Tuesday, May 1, 2007

The Perfect Banana

by Carol Levergood

And ye know that he was manifested to take away our sins; and in him is no sin.…I John 3:5

“I love bananas,” is an understatement. Brazil had so many varieties to choose from, I found myself gorging on them. I would nibble on them all day; small Apple Bananas, Plantains, and “Prata.” How is it I wonder why diabetes surfaced? Not realizing how many carbohydrates were packaged in this small fruit, I devoured them during 21 years.

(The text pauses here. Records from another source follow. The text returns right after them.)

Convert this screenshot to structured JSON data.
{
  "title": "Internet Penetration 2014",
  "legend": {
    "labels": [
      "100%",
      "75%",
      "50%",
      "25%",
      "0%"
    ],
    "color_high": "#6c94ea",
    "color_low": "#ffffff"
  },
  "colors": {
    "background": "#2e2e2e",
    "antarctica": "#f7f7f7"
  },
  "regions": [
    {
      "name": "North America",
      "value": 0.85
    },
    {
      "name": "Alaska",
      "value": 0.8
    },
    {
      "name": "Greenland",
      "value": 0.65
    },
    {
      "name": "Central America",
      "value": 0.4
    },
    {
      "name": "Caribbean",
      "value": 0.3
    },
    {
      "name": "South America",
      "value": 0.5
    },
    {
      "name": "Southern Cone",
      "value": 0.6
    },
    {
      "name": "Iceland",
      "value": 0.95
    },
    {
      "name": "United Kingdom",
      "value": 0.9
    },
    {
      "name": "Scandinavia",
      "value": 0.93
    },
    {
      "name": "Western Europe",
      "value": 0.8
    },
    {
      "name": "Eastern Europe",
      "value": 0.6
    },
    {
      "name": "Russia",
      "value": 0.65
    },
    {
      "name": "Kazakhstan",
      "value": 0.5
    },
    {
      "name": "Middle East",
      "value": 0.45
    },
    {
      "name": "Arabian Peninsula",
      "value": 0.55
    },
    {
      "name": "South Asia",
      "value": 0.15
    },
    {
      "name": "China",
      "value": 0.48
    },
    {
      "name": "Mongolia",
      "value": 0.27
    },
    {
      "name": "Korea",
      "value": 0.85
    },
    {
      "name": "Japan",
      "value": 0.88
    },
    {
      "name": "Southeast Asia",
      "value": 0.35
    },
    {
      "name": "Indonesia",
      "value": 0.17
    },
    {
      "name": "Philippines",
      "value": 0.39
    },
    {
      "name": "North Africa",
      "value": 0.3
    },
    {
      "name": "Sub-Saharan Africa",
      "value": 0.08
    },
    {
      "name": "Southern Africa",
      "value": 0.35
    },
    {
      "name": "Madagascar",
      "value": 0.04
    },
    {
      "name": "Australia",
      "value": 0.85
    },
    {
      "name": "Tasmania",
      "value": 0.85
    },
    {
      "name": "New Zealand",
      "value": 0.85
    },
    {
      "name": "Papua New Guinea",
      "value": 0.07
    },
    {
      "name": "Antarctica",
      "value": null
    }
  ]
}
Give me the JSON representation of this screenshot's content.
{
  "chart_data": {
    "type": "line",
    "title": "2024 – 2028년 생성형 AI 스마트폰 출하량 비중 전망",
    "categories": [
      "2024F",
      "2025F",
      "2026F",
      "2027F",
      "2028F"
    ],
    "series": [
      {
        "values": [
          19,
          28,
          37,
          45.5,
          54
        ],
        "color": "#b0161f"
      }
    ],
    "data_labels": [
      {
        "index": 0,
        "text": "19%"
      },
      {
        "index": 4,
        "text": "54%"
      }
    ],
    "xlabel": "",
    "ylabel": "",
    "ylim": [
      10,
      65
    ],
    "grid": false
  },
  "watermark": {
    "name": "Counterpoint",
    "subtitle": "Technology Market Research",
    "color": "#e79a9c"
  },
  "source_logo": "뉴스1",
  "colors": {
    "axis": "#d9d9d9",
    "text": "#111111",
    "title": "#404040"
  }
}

The best stage to eat bananas in my personal opinion is between green and ripe. I am particular because too green, to me, is grainy. Too ripe is mushy and too sweet, unless used for banana pie or banana bread. I like that halfway between the green and ripe, still solid and touched with only light green at the top. Did I say I like bananas?

Am I picky? Yes! And just like the perfect ripening of the banana, I became that way about myself. I wanted to be that perfect example, the perfect pastor’s wife, the perfect wife, mother and friend. Not too sweet, not too grainy on the palette, just perfect! And when I failed, I was devastated. The perfectionism in me would take over and would not let people see me less than perfect. And if I were wrong about something, I was too proud to admit it. Better the front, than to admit I messed up.

The fear of failure was my ultimate apprehension. I must still watch what I tell myself, or I fall right back where I was. Like an alcoholic, I fall off the wagon once in awhile and end up facing defeat. Funny, I am not a perfectionist in some things. I have come so far though in allowing breathing room for myself.

I have sinned against God in this matter way too often I must remember only He is perfect. When I put myself on that same plane, I am sinning against God Almighty. Only He is sinless, whole, perfect, and was the day He chose to die for my sins and yours.

I can be funny about how ripe the bananas are, but why fret over something I will never attain, on this earth. I am though, to strive to do better than the day before. One day we will face eternity with Jesus; once there, I will sin no more, and won’t be green either. I’ll be just right in Jesus!

Father, In Jesus, I ask you cleanse my heart of any sinful pride. Take away my habits that seem to take away from me reflecting you. Thank you for loving me as I daily seek your will, Perfect Heavenly Father.